Alan was recently reviewing some of the scriptlets his company writes to publish their RPM installers. Some of the script quality has been… questionable in the past, so Alan wanted to do some code review.
In the uninstallation code, in the branch for AIX systems specifically, Alan found a block that needs to check that a service has successfully shut down. Since properly shutting down may take time, the check includes a pause- implemented in an unusual way.
until lssrc -s the-service-name-here | egrep 'inoperative|not'; do
perl -e 'select(undef,undef,undef,.25)'
done
This code calls into the Perl interpreter and executes the select
command, which in this context wraps the select
syscall, which is intended to allow a program to wait until a filehandle is available for I/O operations. In this case, the filehandle we're looking for is undef
, so the only relevant parameter here is the last one- the timeout.

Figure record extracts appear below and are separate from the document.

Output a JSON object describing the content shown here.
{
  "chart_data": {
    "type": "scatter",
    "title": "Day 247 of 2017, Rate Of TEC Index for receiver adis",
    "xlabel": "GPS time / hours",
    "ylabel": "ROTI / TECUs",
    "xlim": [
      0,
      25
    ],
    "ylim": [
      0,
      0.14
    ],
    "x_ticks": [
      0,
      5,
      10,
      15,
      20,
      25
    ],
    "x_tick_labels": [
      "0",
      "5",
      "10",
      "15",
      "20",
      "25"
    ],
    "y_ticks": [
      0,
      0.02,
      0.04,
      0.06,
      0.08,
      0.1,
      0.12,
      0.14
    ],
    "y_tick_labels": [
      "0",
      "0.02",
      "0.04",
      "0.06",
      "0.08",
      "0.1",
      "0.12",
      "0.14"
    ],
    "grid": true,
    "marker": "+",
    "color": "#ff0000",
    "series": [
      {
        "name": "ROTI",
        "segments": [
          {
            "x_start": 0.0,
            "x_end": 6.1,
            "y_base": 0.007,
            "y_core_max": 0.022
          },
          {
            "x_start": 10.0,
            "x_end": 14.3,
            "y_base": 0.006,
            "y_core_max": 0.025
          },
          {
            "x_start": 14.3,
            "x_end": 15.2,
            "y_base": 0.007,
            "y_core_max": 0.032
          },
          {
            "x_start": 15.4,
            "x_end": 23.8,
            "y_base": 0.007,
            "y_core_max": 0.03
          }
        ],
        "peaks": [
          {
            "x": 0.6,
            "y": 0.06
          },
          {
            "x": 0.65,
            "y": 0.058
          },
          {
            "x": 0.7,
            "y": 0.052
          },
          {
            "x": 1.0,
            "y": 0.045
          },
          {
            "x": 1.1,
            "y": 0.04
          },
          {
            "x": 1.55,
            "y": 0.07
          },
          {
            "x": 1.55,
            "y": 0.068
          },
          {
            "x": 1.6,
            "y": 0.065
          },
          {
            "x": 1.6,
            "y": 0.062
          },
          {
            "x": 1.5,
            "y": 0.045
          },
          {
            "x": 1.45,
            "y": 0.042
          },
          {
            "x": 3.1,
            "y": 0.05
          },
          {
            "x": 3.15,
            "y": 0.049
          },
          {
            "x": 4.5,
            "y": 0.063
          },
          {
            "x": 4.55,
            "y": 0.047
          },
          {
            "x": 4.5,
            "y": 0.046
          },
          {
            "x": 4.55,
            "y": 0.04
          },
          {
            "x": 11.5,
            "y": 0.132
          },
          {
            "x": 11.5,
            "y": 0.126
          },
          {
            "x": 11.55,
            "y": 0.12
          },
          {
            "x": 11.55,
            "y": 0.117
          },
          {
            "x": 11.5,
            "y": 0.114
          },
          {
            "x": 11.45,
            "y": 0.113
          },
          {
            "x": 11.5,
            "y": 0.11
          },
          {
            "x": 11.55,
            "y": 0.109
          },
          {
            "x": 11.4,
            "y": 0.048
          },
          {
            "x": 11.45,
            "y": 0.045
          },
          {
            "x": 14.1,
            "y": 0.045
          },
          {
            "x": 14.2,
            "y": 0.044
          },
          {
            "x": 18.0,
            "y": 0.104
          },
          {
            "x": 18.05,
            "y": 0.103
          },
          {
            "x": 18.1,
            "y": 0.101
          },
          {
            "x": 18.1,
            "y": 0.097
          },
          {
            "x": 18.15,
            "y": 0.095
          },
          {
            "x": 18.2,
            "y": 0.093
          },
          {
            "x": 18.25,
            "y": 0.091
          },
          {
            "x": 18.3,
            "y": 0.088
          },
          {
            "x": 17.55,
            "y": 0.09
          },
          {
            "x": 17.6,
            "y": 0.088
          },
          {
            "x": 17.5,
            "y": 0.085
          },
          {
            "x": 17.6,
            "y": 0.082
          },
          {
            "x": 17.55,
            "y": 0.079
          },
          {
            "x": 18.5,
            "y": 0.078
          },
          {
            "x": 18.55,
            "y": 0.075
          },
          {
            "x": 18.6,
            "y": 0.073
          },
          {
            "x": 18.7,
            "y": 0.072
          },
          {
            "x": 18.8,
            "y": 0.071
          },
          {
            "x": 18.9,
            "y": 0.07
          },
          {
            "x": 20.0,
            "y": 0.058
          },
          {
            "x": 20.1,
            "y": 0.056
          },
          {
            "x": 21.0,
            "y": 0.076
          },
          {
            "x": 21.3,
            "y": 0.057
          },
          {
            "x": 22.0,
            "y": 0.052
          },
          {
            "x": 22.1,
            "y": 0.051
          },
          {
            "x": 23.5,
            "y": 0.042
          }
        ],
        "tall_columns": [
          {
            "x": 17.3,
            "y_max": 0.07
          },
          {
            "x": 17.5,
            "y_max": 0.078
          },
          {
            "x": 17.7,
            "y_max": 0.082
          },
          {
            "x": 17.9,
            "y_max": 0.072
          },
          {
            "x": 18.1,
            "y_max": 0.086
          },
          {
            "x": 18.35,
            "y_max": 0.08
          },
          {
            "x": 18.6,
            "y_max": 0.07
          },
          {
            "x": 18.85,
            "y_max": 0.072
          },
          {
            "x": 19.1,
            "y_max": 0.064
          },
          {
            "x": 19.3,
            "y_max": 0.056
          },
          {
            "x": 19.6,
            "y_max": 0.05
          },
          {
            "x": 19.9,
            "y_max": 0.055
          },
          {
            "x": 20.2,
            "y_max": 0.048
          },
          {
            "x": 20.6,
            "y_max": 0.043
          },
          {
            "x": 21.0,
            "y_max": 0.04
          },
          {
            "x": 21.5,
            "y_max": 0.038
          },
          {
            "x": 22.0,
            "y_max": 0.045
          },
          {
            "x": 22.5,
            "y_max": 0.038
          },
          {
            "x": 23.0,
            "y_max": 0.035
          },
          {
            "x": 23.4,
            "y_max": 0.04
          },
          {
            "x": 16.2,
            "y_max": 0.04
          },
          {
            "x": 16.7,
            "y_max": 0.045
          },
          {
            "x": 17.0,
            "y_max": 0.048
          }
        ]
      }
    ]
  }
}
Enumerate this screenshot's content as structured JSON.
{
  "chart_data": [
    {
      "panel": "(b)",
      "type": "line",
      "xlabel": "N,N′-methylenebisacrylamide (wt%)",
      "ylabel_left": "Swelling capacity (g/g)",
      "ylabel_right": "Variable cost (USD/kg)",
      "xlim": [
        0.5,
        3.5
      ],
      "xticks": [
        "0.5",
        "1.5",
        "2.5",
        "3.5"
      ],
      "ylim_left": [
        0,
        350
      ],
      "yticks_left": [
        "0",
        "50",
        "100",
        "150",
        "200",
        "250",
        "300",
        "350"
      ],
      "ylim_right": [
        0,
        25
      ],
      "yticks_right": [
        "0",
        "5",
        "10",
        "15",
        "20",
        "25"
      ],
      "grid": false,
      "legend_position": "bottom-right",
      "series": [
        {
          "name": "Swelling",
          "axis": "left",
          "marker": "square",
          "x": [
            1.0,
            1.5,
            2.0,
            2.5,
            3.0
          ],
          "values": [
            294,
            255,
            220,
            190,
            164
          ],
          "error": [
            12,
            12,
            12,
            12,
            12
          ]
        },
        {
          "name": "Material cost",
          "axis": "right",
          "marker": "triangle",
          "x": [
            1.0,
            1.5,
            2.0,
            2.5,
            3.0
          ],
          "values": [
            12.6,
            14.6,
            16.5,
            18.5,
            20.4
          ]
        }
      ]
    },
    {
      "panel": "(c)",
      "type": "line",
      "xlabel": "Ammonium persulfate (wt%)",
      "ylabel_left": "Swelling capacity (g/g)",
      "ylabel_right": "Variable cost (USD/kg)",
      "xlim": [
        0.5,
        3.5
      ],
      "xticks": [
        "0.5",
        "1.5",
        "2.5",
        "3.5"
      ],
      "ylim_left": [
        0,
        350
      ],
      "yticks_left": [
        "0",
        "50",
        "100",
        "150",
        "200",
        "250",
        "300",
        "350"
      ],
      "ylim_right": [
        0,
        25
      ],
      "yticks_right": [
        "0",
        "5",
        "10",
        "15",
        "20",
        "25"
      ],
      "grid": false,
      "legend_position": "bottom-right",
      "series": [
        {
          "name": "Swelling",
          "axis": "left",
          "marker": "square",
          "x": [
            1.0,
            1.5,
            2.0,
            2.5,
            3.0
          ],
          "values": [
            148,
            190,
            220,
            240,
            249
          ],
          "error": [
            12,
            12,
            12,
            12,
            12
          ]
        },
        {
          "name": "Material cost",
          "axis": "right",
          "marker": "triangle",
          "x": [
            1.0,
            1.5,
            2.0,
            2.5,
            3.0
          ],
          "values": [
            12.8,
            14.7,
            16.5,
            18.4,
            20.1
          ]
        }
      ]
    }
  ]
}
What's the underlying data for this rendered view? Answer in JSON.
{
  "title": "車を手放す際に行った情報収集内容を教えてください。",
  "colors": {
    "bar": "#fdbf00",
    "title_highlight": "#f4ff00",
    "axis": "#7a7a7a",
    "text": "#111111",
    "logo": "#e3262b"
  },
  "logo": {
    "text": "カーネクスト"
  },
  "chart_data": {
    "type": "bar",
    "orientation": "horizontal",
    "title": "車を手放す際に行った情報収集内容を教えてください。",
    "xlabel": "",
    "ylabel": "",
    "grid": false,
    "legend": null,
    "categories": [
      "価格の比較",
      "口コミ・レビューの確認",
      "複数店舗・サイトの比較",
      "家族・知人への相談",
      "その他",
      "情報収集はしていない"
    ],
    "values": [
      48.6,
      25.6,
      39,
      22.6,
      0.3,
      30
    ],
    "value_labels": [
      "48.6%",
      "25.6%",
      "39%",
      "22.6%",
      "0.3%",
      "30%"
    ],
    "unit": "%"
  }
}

So this line waits for no file handle to be available, but no more than 0.25 seconds. It's a 250ms sleep. Which, notably, the AIX sleep
utility doesn't support fractional seconds- so this is potentially 750ms more efficient than taking the obvious solution.
As Alan writes:
This code is obviously worried that re-testing for service shutdown once a second with a simple "sleep 1" might risk a serious waste of the user's time. It's just so much better not to be vulnerable to a 750ms window during which the user might be distracted by browsing a cat video. Naturally this is worth the creation of a dependency on a Perl interpreter which gets invoked in order to fake a millisecond sleep timer via (ab)use of a general I/O multiplexing facility!